Holy Week

‘He reminded himself that there were no rules to his walk. He had been guilty once or twice of believing  he understood, only to discover he did not. Maybe it was the same with the pilgrims? Maybe they were the next part of the journey? There were times, he saw, when not knowing was the biggest truth & you had to stay with that.’ (p263)

There is a way of talking about Jesus in Holy Week that makes him some kind of religious robot. He knew what he had to do; knew the outcome and did it- therefore we must do the same.

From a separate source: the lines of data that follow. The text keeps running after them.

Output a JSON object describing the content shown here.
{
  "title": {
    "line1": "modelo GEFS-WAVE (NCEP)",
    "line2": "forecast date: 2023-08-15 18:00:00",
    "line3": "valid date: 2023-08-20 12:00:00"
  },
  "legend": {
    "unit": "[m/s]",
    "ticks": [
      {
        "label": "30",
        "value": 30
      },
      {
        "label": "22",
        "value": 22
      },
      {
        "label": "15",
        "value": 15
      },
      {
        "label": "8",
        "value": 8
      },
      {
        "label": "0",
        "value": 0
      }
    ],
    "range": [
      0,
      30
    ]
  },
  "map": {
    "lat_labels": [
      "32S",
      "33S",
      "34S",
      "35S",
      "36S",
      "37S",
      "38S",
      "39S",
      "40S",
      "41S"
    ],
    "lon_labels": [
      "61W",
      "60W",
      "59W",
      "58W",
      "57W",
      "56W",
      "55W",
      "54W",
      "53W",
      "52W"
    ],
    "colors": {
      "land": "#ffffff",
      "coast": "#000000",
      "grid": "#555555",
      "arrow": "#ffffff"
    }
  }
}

Leaving aside the issue of the overuse of the words ‘must’, ‘ought’, ‘should or ‘try’, which tend to say more to me about a ‘will to power’ than good preaching, this reading seems to take all the tension out of Holy Week. Jesus becomes less than human, with nothing to say to ordinary people.

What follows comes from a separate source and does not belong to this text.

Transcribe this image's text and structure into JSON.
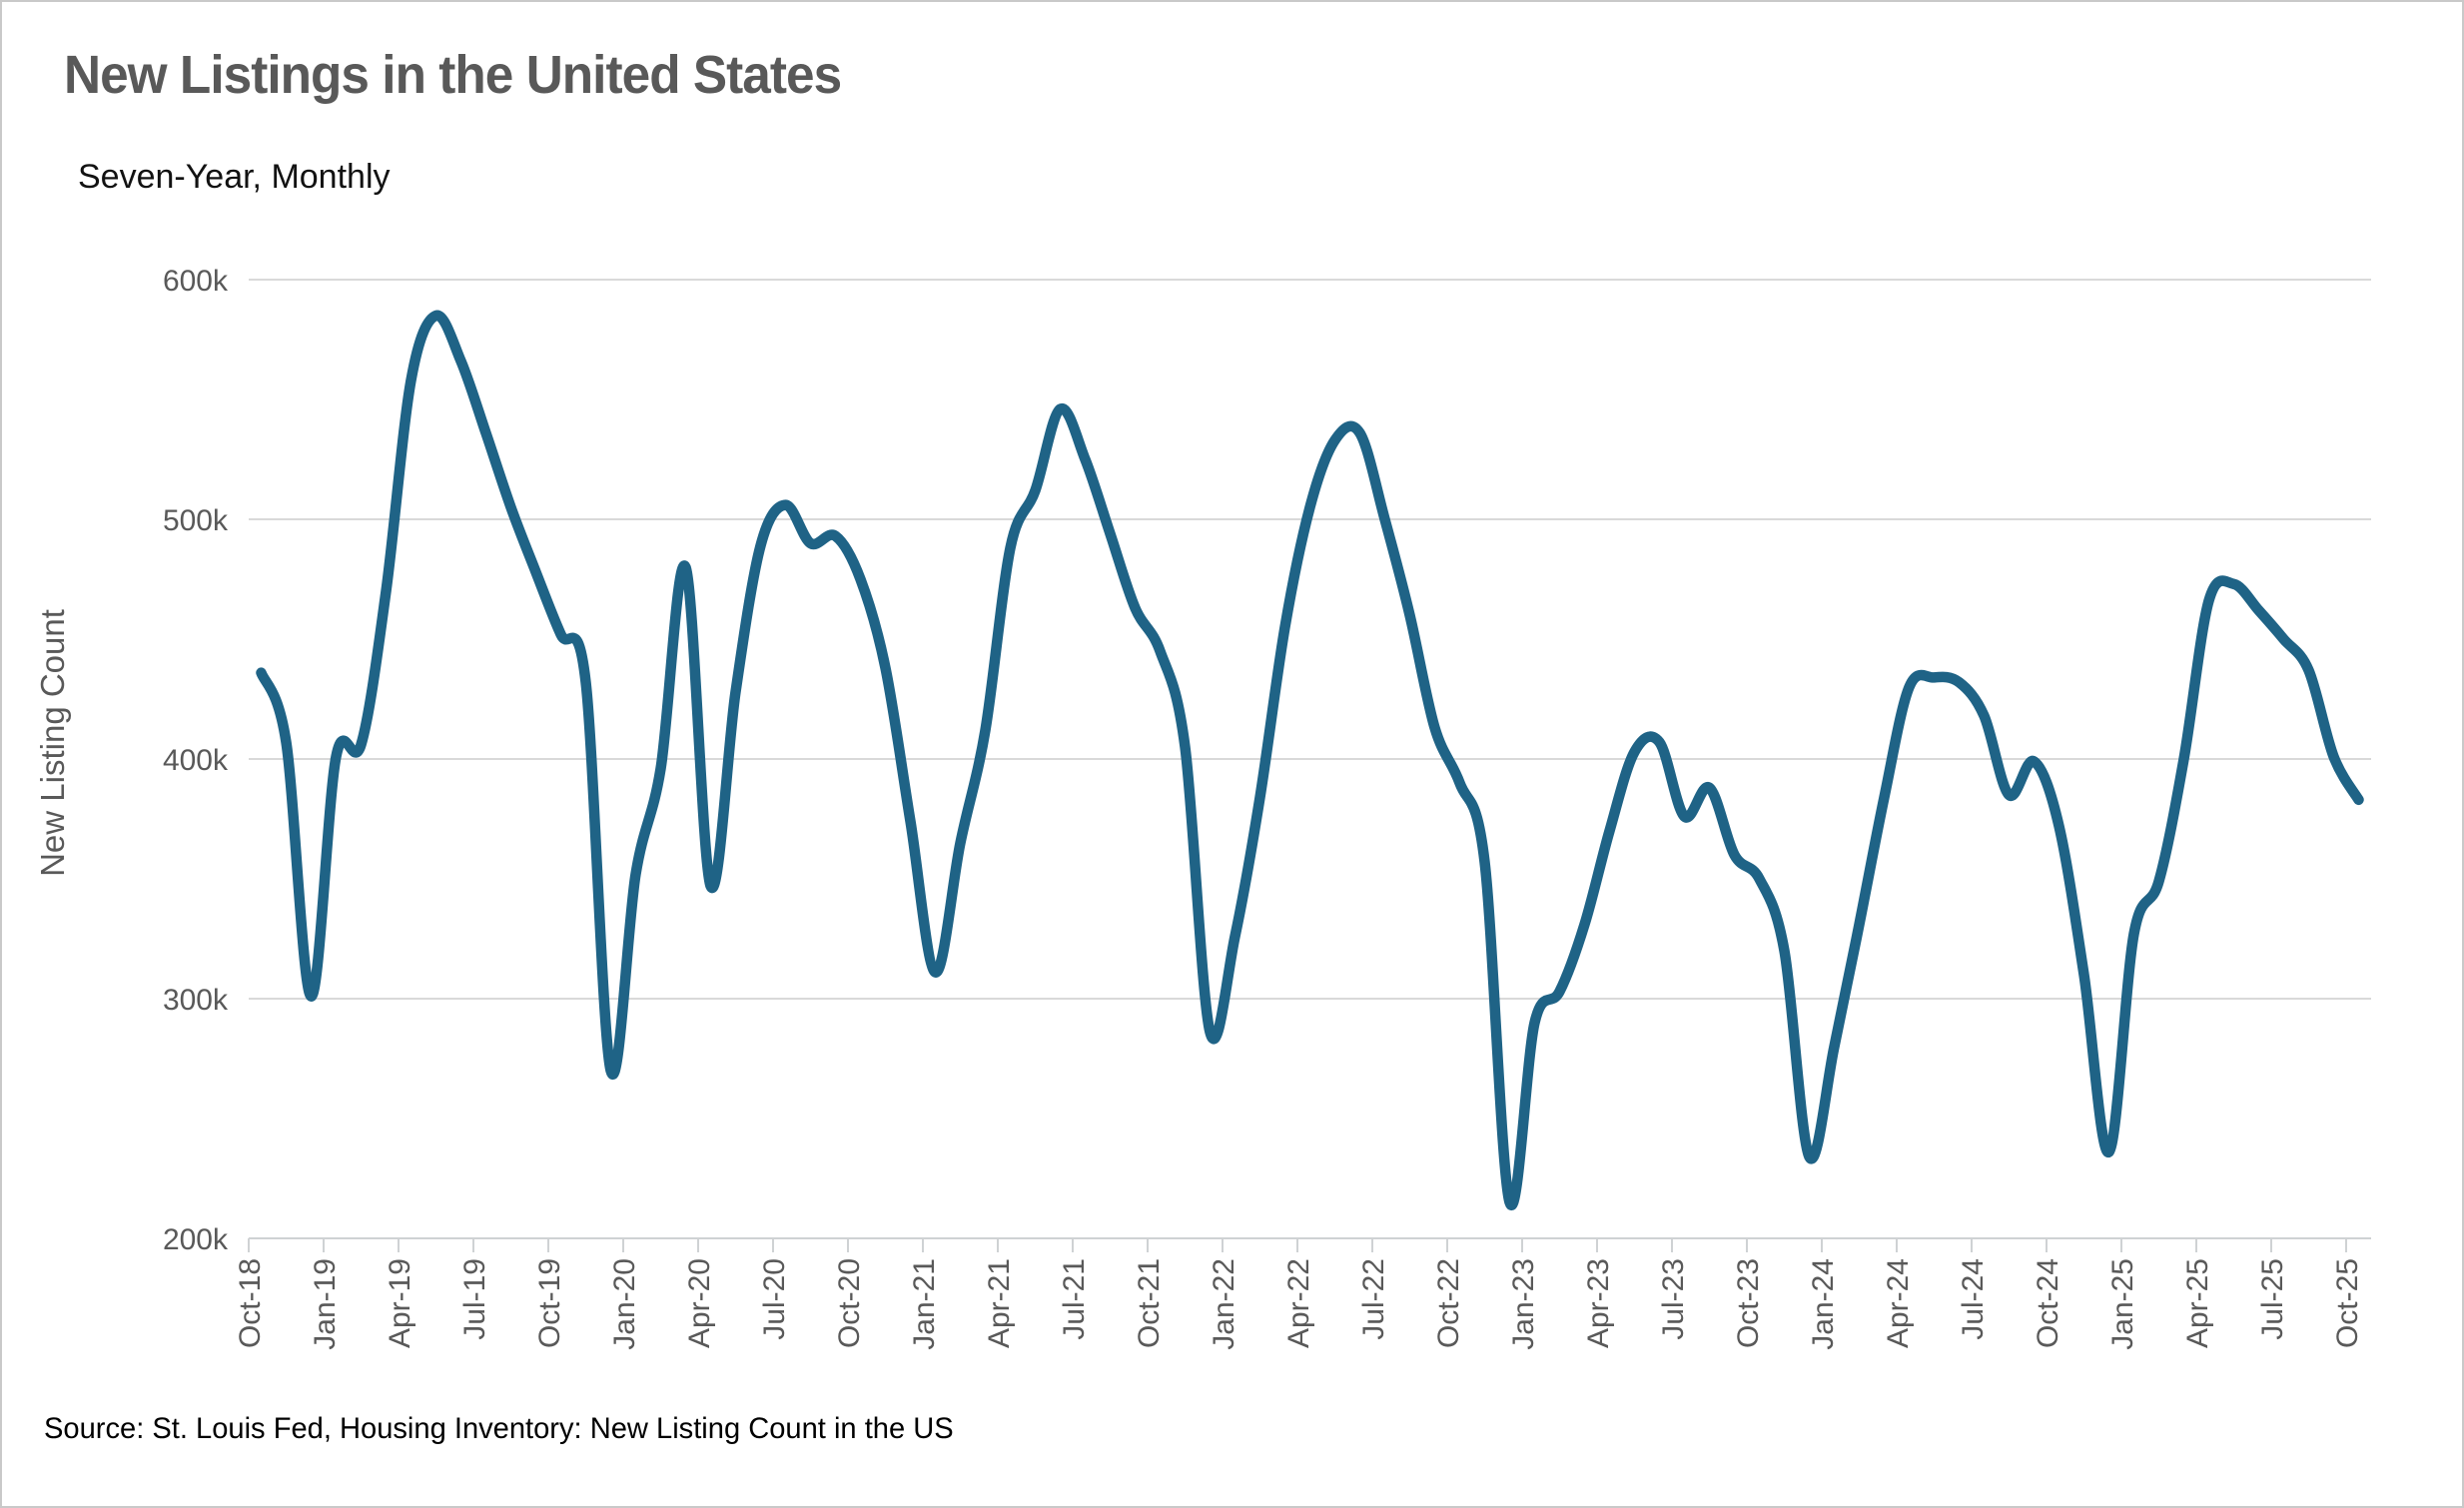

So here is a thought & it is not meant to be heretical (and I distrust those who brandish that word to attack those they disagree with): maybe Jesus didn’t fully know the outcome. If he was human as well as God, maybe all he knew: at least initially was how to be faithful and walk a path that would lead to confrontation. He trusted God; sensed that His way was to go to Jerusalem & announce who he was, but the ending was not fully known to him.

There are shed loads of books about this trying to define this much better than I ever can, but I like the sense of tension, of staying in the story. I hope I can walk it this week & find parallels for most of us who seek to be faithful but remain not knowing and often confused.